Increased Vulnerabilities to Human Trafficking
A growing number of people experienced economic and social vulnerabilities due to the pandemic. These included women and children, people affected by travel restrictions and stay-at-home orders, and communities facing food insecurity and reduced livelihood options. In particular, survivors of trafficking were at risk of re-victimization.
Stay-at-home orders and travel restrictions increased rates of gender-based violence and substance abuse, resulting in a higher risk of exploitation by traffickers. Reduced wages and work hours, closure of workplaces, and rising unemployment, coupled with disruptions to social safety networks, created precarious situations that exposed people to risk of trafficking.
Low-wage and migrant workers, and those in the informal economy, faced riskier employment conditions, including restricted movement, withheld wages, and increasing debts—all flags for human trafficking. Workers who lived at their worksites became particularly vulnerable to sex trafficking and forced labour.
The need to reconcile pandemic mitigation strategies with anti-trafficking activities posed a serious dilemma. This resulted in inadequate anti-trafficking responses around the world: victims went unidentified, survivors were underserved, and traffickers were not held accountable.

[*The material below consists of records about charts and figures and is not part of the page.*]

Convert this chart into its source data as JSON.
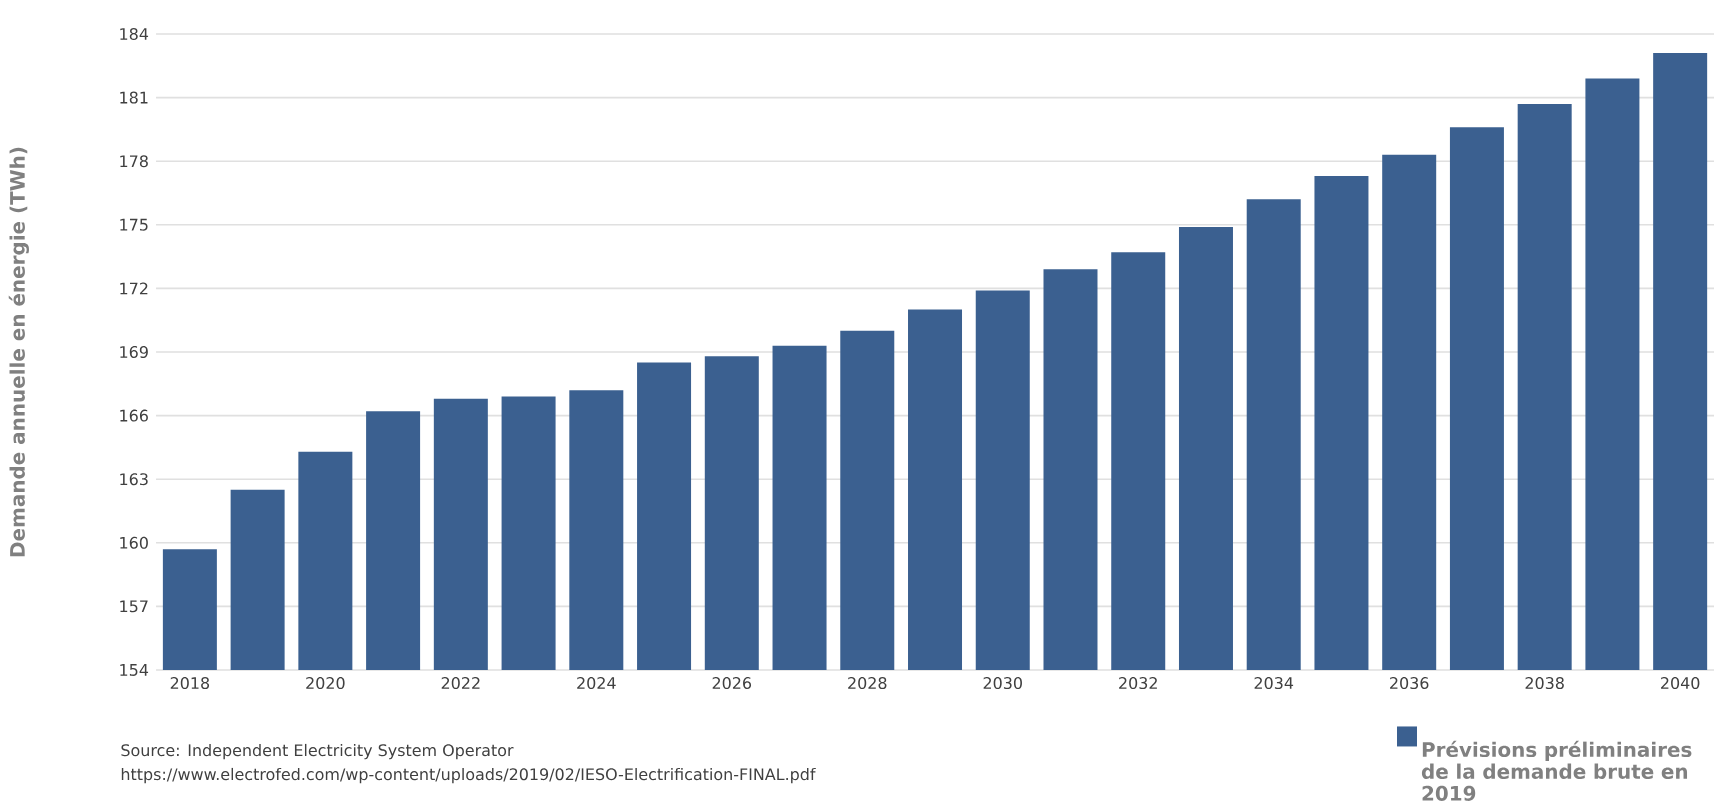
{
  "chart_data": {
    "type": "bar",
    "ylabel": "Demande annuelle en énergie (TWh)",
    "categories": [
      "2018",
      null,
      "2020",
      null,
      "2022",
      null,
      "2024",
      null,
      "2026",
      null,
      "2028",
      null,
      "2030",
      null,
      "2032",
      null,
      "2034",
      null,
      "2036",
      null,
      "2038",
      null,
      "2040"
    ],
    "series": [
      {
        "name": "Prévisions préliminaires de la demande brute en 2019",
        "color": "#3b6090",
        "values": [
          159.7,
          162.5,
          164.3,
          166.2,
          166.8,
          166.9,
          167.2,
          168.5,
          168.8,
          169.3,
          170.0,
          171.0,
          171.9,
          172.9,
          173.7,
          174.9,
          176.2,
          177.3,
          178.3,
          179.6,
          180.7,
          181.9,
          183.1
        ]
      }
    ],
    "ylim": [
      154,
      184
    ],
    "yticks": [
      154,
      157,
      160,
      163,
      166,
      169,
      172,
      175,
      178,
      181,
      184
    ],
    "grid": "y",
    "legend": "bottom right",
    "annotations": [
      "Source: Independent Electricity System Operator",
      "https://www.electrofed.com/wp-content/uploads/2019/02/IESO-Electrification-FINAL.pdf"
    ]
  }
}
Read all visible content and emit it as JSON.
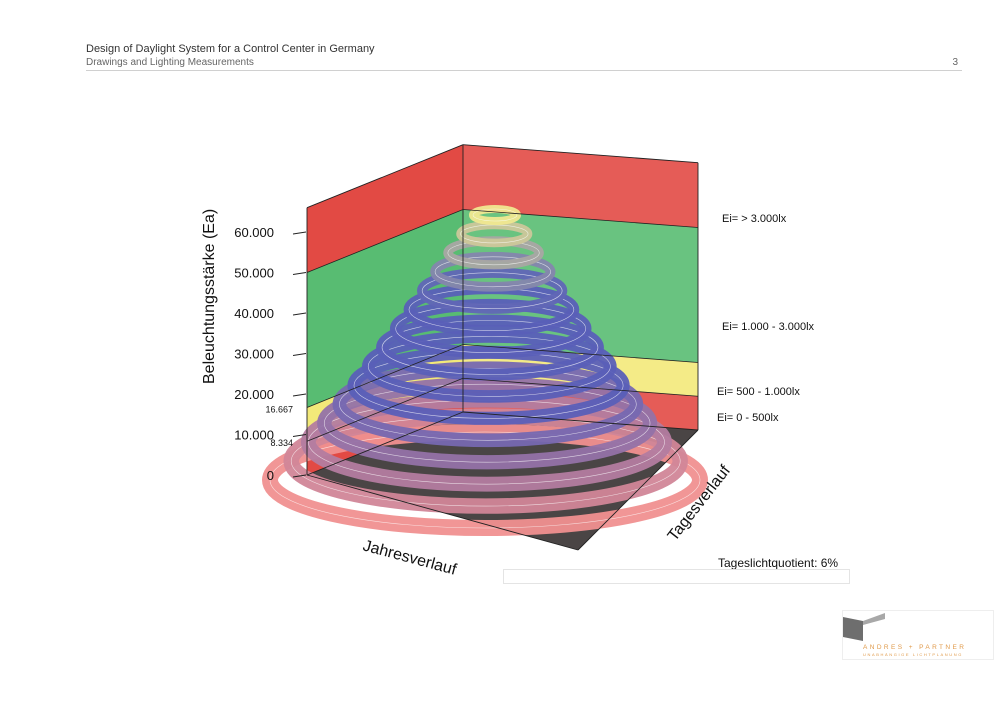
{
  "header": {
    "title": "Design of Daylight System for a Control Center in Germany",
    "subtitle": "Drawings and Lighting Measurements",
    "page_number": "3"
  },
  "colors": {
    "zone_red": "#e0403a",
    "zone_green": "#4fb86a",
    "zone_yellow": "#f2e872",
    "floor": "#4a4545",
    "ribbon_low": "#f09090",
    "ribbon_mid": "#5a5fb8",
    "ribbon_high": "#f0e890",
    "logo_accent": "#e09a4a"
  },
  "chart_data": {
    "type": "surface3d",
    "ylabel": "Beleuchtungsstärke (Ea)",
    "xlabel": "Jahresverlauf",
    "zlabel": "Tagesverlauf",
    "y_ticks": [
      "60.000",
      "50.000",
      "40.000",
      "30.000",
      "20.000",
      "10.000",
      "0"
    ],
    "y_ticks_minor": [
      "16.667",
      "8.334"
    ],
    "ylim": [
      0,
      66000
    ],
    "zones": [
      {
        "label": "Ei= > 3.000lx",
        "from": 50000,
        "to": 66000,
        "color": "red"
      },
      {
        "label": "Ei= 1.000 - 3.000lx",
        "from": 16667,
        "to": 50000,
        "color": "green"
      },
      {
        "label": "Ei= 500 - 1.000lx",
        "from": 8334,
        "to": 16667,
        "color": "yellow"
      },
      {
        "label": "Ei= 0 - 500lx",
        "from": 0,
        "to": 8334,
        "color": "red"
      }
    ],
    "annotation": "Tageslichtquotient: 6%"
  },
  "logo": {
    "name": "ANDRES + PARTNER",
    "tagline": "UNABHÄNGIGE LICHTPLANUNG"
  }
}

Vulnerabilities Exploited by Traffickers
Human traffickers targeted growing numbers of people in worsening economic and social situations. This included individuals confined to their homes or workplaces, households in dire need of financial support, and workers in the informal sector.
Traffickers took advantage of the reduced capacity and changing priorities of law enforcement to get away with their crimes. Online recruitment and grooming increased as children spent more time online for virtual learning due to school closures, often with little parental supervision. Several countries reported a drastic increases in online commercial sexual exploitation, including exploitation of children.
Traffickers targeted families experiencing financial difficulties and offered false promises and fraudulent job offers to recruit their children. Business owners and landlords pressured employees and tenants in financial distress into cheap labour or sexual exploitation. Additionally, traffickers sought to re-exploit survivors who became financially unstable.